I'm laughing even though it's not funny because if I don't laugh a little bit, I'll cry.
Yeah.
Whether it's personal and professional a mix, what feels like your work in progress right now?
I mean, the easy answer for me is I'm working on my mental health.
That's obvious.
But in addition to doing it for me, I have a 10-year-old son.
And it's not just important that I be.
be like a happy, healthy person for him. But there's like breaking cycles. Yeah. And there's modeling
for him that it's okay to not be okay in age appropriate ways, right? Um, my therapist asked me
once like, are you, do you talk about your anxiety with your kid? And I was like, of course I don't.
What? She's like, don't shield him from him from it completely. He will grow up thinking,
mom was perfect. Mom never struggled.
And so if I'm struggling, there's something wrong with me.
So working on my mental health so that he sees a person that had challenges,
confronted them, got help, worked through them, talked openly about them,
is the gift I'm giving to him as well.
So that's the work in progress.
And that'll always be in progress because he's always going to be growing up and changing
and going through stuff that I, of course, want to help him with.
But modeling this challenge in particular is the work and progress of my life in so many ways.
But that's the most important part of it for me.
Oh, I think that's beautiful.
I think it's so important, especially for our kind of peer group,
because we're so lucky we have more resources in terms of mental health
and these conversations being out in the open
than our parents did for sure.
Yep.
But we weren't raised by parents
who had all these resources.
Right.
So if we don't figure out a way
not just to follow the threads
of the resources
to know better,
if we don't model better,
we're really modeling the shit
that we saw modeled that hurt us.
That's exactly right.
So you have to learn and model
to break the curse.
Exactly.
Right. What a cool thing you get to do. It's a proactive thing. You can feel like I'm going to work on this thing, but I'm going to work on it quietly.

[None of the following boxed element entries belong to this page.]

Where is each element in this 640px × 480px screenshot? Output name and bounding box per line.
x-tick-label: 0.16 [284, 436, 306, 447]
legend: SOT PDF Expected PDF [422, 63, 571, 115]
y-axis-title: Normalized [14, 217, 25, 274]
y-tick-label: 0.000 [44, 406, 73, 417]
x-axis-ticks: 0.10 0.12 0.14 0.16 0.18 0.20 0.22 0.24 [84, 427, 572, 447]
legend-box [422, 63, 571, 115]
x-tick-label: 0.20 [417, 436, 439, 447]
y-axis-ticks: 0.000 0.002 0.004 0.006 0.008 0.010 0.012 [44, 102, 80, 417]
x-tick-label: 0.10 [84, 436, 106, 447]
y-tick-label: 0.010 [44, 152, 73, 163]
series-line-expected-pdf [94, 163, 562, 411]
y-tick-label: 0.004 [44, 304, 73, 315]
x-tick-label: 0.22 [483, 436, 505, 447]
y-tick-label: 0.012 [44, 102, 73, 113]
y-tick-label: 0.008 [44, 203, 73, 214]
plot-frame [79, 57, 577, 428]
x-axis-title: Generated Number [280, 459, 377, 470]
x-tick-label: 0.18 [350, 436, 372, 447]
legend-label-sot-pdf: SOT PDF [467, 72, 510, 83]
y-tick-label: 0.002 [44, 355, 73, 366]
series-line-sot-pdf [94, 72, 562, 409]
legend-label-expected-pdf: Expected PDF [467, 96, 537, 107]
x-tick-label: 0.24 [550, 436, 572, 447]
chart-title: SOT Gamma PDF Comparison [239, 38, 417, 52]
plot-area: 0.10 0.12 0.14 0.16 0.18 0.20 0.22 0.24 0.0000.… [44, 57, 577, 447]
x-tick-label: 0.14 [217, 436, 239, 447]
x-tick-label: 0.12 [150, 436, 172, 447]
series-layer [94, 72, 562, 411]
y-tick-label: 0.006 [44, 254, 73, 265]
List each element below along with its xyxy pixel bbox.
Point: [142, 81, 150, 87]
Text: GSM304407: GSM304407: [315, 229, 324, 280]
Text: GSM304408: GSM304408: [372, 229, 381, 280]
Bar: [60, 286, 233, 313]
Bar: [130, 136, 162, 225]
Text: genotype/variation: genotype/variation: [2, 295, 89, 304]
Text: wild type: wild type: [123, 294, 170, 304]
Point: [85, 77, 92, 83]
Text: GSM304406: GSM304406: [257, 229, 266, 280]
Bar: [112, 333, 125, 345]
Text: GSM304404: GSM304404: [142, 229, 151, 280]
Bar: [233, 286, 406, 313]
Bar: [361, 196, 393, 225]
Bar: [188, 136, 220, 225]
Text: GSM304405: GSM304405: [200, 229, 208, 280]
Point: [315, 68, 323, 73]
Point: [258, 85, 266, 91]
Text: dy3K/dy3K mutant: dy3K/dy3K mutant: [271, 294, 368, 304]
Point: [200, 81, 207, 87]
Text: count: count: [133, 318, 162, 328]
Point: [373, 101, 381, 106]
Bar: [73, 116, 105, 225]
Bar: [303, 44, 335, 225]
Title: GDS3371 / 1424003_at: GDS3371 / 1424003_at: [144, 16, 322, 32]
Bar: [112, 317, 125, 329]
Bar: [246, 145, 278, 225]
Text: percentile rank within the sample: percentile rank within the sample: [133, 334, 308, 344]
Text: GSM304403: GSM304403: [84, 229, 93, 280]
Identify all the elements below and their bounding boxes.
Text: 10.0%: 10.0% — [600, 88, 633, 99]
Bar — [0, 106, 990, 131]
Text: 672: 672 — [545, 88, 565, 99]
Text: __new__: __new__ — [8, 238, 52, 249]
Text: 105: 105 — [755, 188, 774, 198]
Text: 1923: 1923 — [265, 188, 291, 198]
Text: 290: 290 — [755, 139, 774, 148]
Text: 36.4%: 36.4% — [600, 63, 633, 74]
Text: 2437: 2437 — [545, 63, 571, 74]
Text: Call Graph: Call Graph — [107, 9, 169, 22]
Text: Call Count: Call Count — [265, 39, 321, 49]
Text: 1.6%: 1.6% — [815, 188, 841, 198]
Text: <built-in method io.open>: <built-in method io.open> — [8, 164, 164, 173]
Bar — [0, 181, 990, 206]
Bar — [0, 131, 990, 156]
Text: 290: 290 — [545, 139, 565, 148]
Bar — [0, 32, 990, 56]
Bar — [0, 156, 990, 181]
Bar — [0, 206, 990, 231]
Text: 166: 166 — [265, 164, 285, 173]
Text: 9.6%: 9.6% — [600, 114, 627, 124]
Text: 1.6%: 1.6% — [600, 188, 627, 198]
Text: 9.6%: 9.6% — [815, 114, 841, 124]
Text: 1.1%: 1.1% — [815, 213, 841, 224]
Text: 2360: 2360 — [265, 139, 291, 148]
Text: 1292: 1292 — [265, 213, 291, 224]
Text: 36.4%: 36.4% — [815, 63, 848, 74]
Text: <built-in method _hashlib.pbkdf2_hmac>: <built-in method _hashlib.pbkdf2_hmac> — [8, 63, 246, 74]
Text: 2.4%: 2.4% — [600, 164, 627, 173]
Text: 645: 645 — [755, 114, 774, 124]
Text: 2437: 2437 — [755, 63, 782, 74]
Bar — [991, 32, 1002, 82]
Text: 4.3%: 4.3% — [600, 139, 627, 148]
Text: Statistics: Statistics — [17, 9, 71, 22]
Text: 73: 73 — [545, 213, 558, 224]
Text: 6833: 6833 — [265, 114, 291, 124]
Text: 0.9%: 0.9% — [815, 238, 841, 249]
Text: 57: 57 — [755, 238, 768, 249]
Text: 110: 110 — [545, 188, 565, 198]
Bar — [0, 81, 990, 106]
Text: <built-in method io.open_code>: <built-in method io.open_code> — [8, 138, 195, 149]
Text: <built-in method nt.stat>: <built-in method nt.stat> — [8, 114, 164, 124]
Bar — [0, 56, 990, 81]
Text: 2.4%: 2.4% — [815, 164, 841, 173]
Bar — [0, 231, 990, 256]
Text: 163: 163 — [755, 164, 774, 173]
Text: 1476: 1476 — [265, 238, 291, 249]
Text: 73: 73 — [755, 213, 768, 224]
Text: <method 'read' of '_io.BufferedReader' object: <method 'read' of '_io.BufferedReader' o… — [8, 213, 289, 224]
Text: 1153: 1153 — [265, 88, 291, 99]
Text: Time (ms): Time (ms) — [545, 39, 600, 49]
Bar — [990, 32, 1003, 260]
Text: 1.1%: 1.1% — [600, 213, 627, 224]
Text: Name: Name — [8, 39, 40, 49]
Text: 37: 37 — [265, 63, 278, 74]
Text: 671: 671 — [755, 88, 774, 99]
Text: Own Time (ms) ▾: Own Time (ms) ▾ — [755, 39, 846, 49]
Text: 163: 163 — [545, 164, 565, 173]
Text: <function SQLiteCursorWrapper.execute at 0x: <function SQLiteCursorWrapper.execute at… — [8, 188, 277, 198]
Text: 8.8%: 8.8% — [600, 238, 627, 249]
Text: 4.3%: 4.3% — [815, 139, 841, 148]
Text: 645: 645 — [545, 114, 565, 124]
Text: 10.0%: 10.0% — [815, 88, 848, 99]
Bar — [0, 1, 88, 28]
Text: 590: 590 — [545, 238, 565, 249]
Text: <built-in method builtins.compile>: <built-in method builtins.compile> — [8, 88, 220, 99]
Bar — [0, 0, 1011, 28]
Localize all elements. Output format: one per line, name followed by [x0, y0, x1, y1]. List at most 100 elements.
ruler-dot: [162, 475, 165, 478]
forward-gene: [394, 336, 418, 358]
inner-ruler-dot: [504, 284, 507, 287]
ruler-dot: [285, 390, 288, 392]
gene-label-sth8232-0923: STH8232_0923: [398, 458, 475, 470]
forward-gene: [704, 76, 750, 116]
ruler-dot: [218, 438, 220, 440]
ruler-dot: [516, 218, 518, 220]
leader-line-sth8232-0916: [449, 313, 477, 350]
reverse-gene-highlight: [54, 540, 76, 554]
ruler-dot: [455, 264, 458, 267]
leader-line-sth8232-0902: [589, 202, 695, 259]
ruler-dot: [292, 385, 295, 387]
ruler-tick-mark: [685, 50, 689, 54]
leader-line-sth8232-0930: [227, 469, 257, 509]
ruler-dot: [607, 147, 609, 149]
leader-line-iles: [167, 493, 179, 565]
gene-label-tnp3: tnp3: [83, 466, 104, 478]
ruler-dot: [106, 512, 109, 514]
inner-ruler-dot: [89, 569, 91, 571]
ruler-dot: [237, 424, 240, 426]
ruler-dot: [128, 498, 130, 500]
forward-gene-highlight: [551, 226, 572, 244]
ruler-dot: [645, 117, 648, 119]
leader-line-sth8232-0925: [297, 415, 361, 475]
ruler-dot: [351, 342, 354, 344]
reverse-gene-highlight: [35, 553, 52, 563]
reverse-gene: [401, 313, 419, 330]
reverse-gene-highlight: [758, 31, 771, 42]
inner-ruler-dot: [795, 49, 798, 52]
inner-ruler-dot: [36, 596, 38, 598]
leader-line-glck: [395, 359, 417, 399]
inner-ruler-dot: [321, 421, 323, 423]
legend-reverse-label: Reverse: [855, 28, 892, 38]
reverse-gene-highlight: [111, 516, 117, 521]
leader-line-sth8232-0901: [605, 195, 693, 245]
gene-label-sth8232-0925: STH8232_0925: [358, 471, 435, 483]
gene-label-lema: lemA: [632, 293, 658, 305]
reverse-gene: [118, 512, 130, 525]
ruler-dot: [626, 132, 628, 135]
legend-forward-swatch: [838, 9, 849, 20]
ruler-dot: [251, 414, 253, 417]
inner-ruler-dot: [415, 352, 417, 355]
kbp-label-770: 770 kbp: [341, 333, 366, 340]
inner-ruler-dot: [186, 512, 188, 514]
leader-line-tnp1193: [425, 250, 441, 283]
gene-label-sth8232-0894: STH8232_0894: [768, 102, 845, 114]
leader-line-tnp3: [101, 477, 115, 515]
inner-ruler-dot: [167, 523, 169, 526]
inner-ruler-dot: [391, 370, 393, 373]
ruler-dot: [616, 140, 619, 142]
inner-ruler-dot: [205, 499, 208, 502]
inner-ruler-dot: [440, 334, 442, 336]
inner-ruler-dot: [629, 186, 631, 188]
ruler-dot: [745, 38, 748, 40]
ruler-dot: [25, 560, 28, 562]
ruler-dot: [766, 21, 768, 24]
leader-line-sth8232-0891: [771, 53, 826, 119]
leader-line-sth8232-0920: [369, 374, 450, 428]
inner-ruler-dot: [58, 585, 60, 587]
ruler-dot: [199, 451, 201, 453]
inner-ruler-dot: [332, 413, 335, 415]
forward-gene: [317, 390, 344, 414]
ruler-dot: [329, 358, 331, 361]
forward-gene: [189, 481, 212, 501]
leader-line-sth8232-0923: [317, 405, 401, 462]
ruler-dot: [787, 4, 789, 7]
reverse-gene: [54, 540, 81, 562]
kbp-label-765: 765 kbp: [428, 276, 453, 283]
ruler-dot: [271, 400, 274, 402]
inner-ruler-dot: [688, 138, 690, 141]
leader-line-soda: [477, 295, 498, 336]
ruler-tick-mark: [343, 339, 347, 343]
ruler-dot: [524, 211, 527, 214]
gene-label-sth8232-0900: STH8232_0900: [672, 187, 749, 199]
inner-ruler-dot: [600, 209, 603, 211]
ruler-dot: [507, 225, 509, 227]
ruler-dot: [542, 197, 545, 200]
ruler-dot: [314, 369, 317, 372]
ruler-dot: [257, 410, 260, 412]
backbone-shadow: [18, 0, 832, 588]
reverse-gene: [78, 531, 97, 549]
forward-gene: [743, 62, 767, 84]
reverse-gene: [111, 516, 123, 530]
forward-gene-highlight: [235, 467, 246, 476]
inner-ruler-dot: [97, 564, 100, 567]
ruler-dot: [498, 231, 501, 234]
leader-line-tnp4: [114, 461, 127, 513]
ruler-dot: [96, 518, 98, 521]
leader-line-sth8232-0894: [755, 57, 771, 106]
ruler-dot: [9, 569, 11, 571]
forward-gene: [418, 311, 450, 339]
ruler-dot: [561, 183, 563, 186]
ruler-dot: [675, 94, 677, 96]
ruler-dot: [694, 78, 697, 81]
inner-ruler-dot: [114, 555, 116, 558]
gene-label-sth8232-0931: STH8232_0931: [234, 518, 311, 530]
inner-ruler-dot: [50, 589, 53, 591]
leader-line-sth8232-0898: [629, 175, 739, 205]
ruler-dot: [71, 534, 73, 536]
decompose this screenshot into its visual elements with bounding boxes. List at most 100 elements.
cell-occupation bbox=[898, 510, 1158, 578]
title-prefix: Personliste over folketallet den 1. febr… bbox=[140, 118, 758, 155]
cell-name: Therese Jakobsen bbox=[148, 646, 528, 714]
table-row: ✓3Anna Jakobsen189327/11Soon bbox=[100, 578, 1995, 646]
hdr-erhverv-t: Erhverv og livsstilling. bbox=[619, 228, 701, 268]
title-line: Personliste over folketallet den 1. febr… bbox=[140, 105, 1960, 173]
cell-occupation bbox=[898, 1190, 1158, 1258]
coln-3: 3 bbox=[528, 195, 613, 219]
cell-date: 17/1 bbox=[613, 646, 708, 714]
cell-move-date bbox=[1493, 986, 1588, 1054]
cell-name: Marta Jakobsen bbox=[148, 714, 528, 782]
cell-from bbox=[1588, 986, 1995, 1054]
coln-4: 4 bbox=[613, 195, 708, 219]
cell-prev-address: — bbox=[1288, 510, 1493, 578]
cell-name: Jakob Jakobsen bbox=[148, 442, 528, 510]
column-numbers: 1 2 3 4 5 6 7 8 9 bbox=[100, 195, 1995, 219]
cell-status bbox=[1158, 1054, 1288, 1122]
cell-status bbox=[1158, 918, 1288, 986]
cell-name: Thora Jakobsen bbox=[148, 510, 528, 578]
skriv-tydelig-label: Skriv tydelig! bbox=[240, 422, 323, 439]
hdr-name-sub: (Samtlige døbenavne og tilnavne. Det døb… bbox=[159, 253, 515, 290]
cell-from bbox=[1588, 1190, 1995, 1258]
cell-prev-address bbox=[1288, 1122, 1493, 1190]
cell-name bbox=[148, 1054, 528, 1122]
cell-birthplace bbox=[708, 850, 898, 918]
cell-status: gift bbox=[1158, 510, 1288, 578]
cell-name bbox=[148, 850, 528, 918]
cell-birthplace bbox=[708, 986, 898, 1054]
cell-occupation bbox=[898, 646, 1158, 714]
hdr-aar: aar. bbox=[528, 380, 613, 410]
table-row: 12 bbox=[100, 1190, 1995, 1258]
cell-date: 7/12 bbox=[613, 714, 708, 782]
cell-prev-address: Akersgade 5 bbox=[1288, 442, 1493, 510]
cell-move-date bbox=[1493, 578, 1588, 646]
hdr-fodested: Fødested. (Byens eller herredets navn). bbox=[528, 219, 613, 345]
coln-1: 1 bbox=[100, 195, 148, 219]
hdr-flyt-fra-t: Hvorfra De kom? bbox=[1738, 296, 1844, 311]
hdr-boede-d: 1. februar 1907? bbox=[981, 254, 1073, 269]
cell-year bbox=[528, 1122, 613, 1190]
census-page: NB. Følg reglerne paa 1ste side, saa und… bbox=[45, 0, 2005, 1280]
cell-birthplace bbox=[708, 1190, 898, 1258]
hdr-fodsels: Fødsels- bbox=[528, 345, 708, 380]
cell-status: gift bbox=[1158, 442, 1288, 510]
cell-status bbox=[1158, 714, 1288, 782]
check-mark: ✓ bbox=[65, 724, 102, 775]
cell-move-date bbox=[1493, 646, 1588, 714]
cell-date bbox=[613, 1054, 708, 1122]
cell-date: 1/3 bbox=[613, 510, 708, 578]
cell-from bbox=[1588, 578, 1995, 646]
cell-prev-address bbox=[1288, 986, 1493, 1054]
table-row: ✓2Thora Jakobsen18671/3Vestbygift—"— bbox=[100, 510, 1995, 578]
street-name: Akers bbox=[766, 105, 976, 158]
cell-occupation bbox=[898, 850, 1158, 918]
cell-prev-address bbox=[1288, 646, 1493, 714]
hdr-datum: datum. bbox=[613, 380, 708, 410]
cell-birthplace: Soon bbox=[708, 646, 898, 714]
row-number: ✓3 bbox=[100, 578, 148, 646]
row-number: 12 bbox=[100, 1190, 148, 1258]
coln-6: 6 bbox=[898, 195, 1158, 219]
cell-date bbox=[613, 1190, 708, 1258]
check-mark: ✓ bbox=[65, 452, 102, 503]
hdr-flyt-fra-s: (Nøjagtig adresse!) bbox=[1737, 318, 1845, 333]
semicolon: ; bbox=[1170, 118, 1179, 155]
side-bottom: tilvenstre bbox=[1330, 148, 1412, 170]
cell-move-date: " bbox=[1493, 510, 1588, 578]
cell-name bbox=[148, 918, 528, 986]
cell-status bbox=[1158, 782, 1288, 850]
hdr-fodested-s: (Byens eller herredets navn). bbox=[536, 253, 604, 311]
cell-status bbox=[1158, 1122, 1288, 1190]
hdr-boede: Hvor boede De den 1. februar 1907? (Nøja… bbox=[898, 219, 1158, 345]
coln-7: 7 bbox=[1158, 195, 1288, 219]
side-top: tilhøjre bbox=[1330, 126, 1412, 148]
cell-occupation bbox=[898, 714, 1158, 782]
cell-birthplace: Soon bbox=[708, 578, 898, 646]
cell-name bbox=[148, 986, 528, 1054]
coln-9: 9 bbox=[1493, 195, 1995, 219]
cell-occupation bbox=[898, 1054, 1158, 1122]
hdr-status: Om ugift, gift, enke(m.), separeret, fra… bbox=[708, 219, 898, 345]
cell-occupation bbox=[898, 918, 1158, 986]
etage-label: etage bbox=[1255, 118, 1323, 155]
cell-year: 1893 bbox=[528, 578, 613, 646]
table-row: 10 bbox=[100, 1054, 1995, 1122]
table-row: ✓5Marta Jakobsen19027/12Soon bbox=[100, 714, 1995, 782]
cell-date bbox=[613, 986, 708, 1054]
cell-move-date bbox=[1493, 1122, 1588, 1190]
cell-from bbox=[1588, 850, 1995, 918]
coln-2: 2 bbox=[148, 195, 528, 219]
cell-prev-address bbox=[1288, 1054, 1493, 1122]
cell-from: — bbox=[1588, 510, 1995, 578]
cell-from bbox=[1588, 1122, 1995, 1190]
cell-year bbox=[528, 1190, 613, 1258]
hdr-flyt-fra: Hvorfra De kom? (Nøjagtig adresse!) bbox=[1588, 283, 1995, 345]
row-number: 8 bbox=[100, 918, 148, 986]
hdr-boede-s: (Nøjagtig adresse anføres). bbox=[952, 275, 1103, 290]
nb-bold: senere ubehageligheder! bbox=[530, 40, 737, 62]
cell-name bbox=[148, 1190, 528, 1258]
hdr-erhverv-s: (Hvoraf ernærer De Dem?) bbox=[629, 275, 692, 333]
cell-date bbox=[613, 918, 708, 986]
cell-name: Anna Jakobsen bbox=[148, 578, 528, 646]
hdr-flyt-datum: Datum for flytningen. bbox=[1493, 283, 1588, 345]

It's for me. It's isolated. It's alone. I'm working on it for me. But if you're not proactively modeling it for your kids or people around you to learn from, you are protecting that cycle. You are protecting and maintaining that cycle of silence and stigma. You're not.
doing it intentionally, but you are. And so to break that cycle of silence and stigma, you have
to actively go out and almost evangelize, you know, like the normalization of these kinds of
conversations, the normalization of asking, are you okay? How are you doing? Talking about your mental
health, asking for help, normalize. So it's, you don't even notice it. That's where I want to get.
You don't even notice that it's happening. Yes. It becomes as common as talking about the weather.
Correct. Exactly right. We'll get there one day. I love it. I love it. Thank you so much for today. This has been so much fun.
Thank you. I feel the same. Such a lovely conversation. You're such a lovely person and vessel for this kind of conversation. Thank you. Thank you. Have an amazing rest of your day. I will see you soon.